Saif’s office is in Tripoli’s tallest and fanciest tower—a hulking glass building topped by a gigantic circular apparatus that was intended as a revolving restaurant but neither revolves nor serves food. The foundation’s suite is modest and sparsely furnished, and its staff members appear to be the busiest people in Libya, bent over computers, talking simultaneously on several phones, surrounded by papers. The walls are covered with posters for Saif’s causes: one shows a man with his face wrapped in barbed wire, with the caption “International Campaign Against Torture: Middle East Area: Libya the First Station.”

Saif, however, is usually elsewhere. I met him last fall in Montreal, where he was opening an exhibition of his own paintings. These are rendered with expressionist enthusiasm in a variety of familiar styles and may feature images of horses, desert skies, the face of the Leader, or one of Saif’s beloved pet Bengal tigers. Saif has bestowed his pictures on urban centers from Paris to Tokyo, where they have been received as documentary curiosities, like the personal effects of the last tsarina. Whether the primary function of these exhibitions is political, social, or artistic is never discussed.

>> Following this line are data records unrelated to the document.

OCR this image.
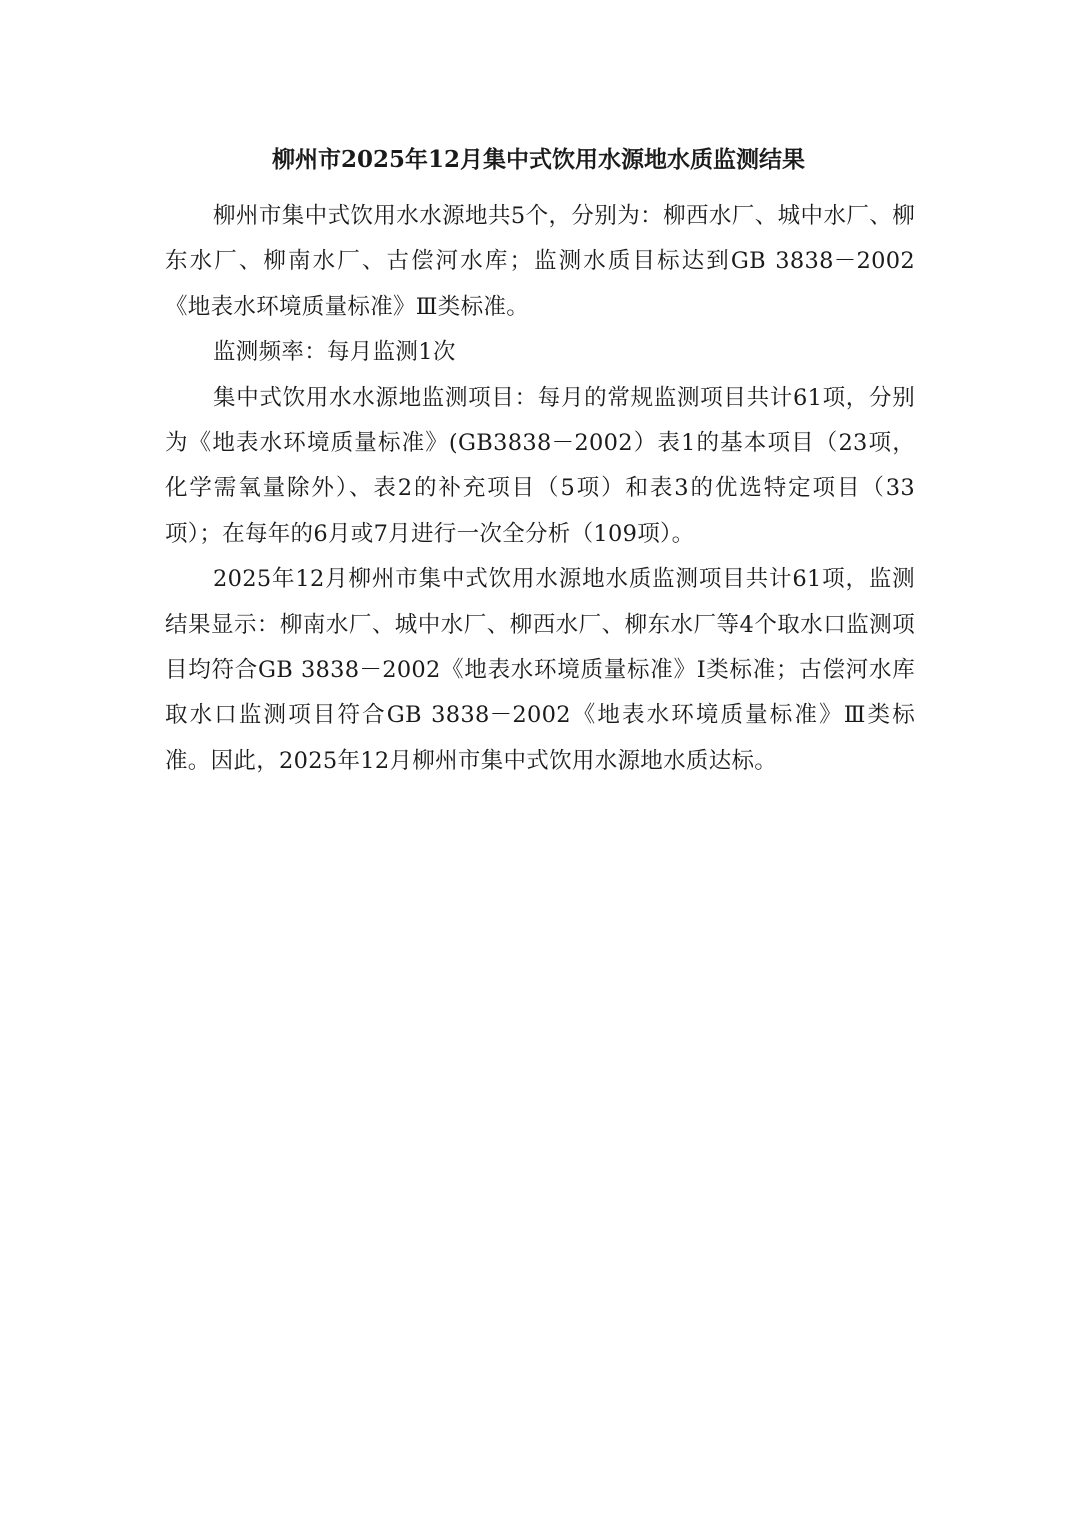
柳州市2025年12月集中式饮用水源地水质监测结果

柳州市集中式饮用水水源地共5个，分别为：柳西水厂、城中水厂、柳东水厂、柳南水厂、古偿河水库；监测水质目标达到GB 3838－2002《地表水环境质量标准》Ⅲ类标准。

监测频率：每月监测1次

集中式饮用水水源地监测项目：每月的常规监测项目共计61项，分别为《地表水环境质量标准》(GB3838－2002）表1的基本项目（23项，化学需氧量除外）、表2的补充项目（5项）和表3的优选特定项目（33项）；在每年的6月或7月进行一次全分析（109项）。

2025年12月柳州市集中式饮用水源地水质监测项目共计61项，监测结果显示：柳南水厂、城中水厂、柳西水厂、柳东水厂等4个取水口监测项目均符合GB 3838－2002《地表水环境质量标准》Ⅰ类标准；古偿河水库取水口监测项目符合GB 3838－2002《地表水环境质量标准》Ⅲ类标准。因此，2025年12月柳州市集中式饮用水源地水质达标。
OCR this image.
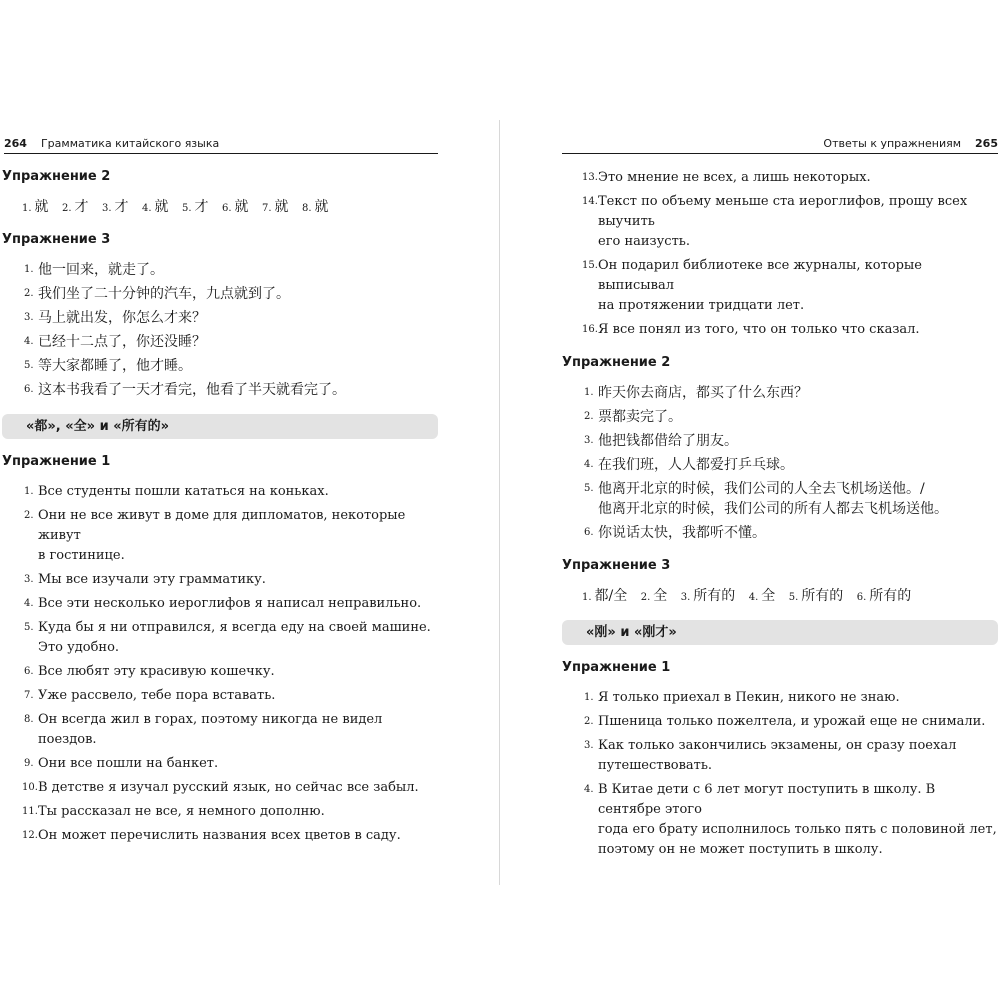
264 Грамматика китайского языка
Упражнение 2
1. 就 2. 才 3. 才 4. 就 5. 才 6. 就 7. 就 8. 就
Упражнение 3
1. 他一回来，就走了。
2. 我们坐了二十分钟的汽车，九点就到了。
3. 马上就出发，你怎么才来？
4. 已经十二点了，你还没睡？
5. 等大家都睡了，他才睡。
6. 这本书我看了一天才看完，他看了半天就看完了。
«都», «全» и «所有的»
Упражнение 1
1. Все студенты пошли кататься на коньках.
2. Они не все живут в доме для дипломатов, некоторые живут
в гостинице.
3. Мы все изучали эту грамматику.
4. Все эти несколько иероглифов я написал неправильно.
5. Куда бы я ни отправился, я всегда еду на своей машине.
Это удобно.
6. Все любят эту красивую кошечку.
7. Уже рассвело, тебе пора вставать.
8. Он всегда жил в горах, поэтому никогда не видел поездов.
9. Они все пошли на банкет.
10. В детстве я изучал русский язык, но сейчас все забыл.
11. Ты рассказал не все, я немного дополню.
12. Он может перечислить названия всех цветов в саду.
Ответы к упражнениям 265
13. Это мнение не всех, а лишь некоторых.
14. Текст по объему меньше ста иероглифов, прошу всех выучить
его наизусть.
15. Он подарил библиотеке все журналы, которые выписывал
на протяжении тридцати лет.
16. Я все понял из того, что он только что сказал.
Упражнение 2
1. 昨天你去商店，都买了什么东西？
2. 票都卖完了。
3. 他把钱都借给了朋友。
4. 在我们班，人人都爱打乒乓球。
5. 他离开北京的时候，我们公司的人全去飞机场送他。/
他离开北京的时候，我们公司的所有人都去飞机场送他。
6. 你说话太快，我都听不懂。
Упражнение 3
1. 都/全 2. 全 3. 所有的 4. 全 5. 所有的 6. 所有的
«刚» и «刚才»
Упражнение 1
1. Я только приехал в Пекин, никого не знаю.
2. Пшеница только пожелтела, и урожай еще не снимали.
3. Как только закончились экзамены, он сразу поехал
путешествовать.
4. В Китае дети с 6 лет могут поступить в школу. В сентябре этого
года его брату исполнилось только пять с половиной лет,
поэтому он не может поступить в школу.
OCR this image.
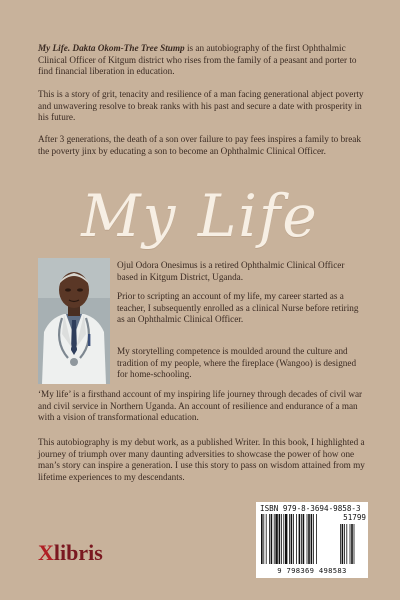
My Life. Dakta Okom-The Tree Stump is an autobiography of the first Ophthalmic Clinical Officer of Kitgum district who rises from the family of a peasant and porter to find financial liberation in education.

This is a story of grit, tenacity and resilience of a man facing generational abject poverty and unwavering resolve to break ranks with his past and secure a date with prosperity in his future.

After 3 generations, the death of a son over failure to pay fees inspires a family to break the poverty jinx by educating a son to become an Ophthalmic Clinical Officer.

My Life

Ojul Odora Onesimus is a retired Ophthalmic Clinical Officer based in Kitgum District, Uganda.

Prior to scripting an account of my life, my career started as a teacher, I subsequently enrolled as a clinical Nurse before retiring as an Ophthalmic Clinical Officer.

My storytelling competence is moulded around the culture and tradition of my people, where the fireplace (Wangoo) is designed for home-schooling.

‘My life’ is a firsthand account of my inspiring life journey through decades of civil war and civil service in Northern Uganda. An account of resilience and endurance of a man with a vision of transformational education.

This autobiography is my debut work, as a published Writer. In this book, I highlighted a journey of triumph over many daunting adversities to showcase the power of how one man’s story can inspire a generation. I use this story to pass on wisdom attained from my lifetime experiences to my descendants.

Xlibris
ISBN 979-8-3694-9858-3
51799
9 798369 498583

We met at the Sofitel, which had given over the top floor to Saif and his entourage. Various deputies and advisers had gathered in a large, nondescript suite. When he came in, everyone sat up straighter. Though Saif tries to be intimate and casual, his presence, even his name, makes other people formal. He wore a well-cut suit and moved with grace. At thirty-three, he is good-looking and hip, with a shaved head, and he speaks intelligently, though with the vagueness about self and reality that afflicts royalty and child stars, and that comes from never having seen oneself accurately reflected in the eyes of others. He has more than a trace of the paternal charisma, but it has yet to harden into genius, incoherence, or his father’s trademark combination of the two.

When I asked why Libya was not proceeding more rapidly toward democratic reform, Saif said, “In the last fifty years, we have moved from being a tribal society to being a colony to being a kingdom to being a revolutionary republic. Be patient.” (After centuries of Ottoman rule, Libya was occupied by Italy between 1912 and 1943.) But, like his father, Saif relishes extravagant pronouncements and soon proposed that Libya give up its entire military.

“The whole faith and strategy has changed,” he said, looking to his courtiers for nods of agreement. “Why should we have an army? If Egypt invades Libya, the Americans are going to stop it.” During the Reagan years, he said, Libya was “expecting America to attack us anytime—our whole defensive strategy was how to deal with the Americans. We used terrorism and violence because these are the weapons of the weak against the strong. I don’t have missiles to hit your cities, so I send someone to attack your interests. Now that we have peace with America, there is no need for terrorism, no need for nuclear bombs.” Saif dismissed any comparison between the terrorism that Libya had sponsored in the past and the kind associated with al-Qaeda. “We used terrorism as tactics, for bargaining,” he told me. “Mr. bin Laden uses it for strategy. We wanted to gain more leverage. He wants to kill people. Fundamentalism in Libya—it’s always there, though not so strong as in the 1990s.” Saif did not mention that in the 1990s his father’s security forces routinely imprisoned fundamentalists.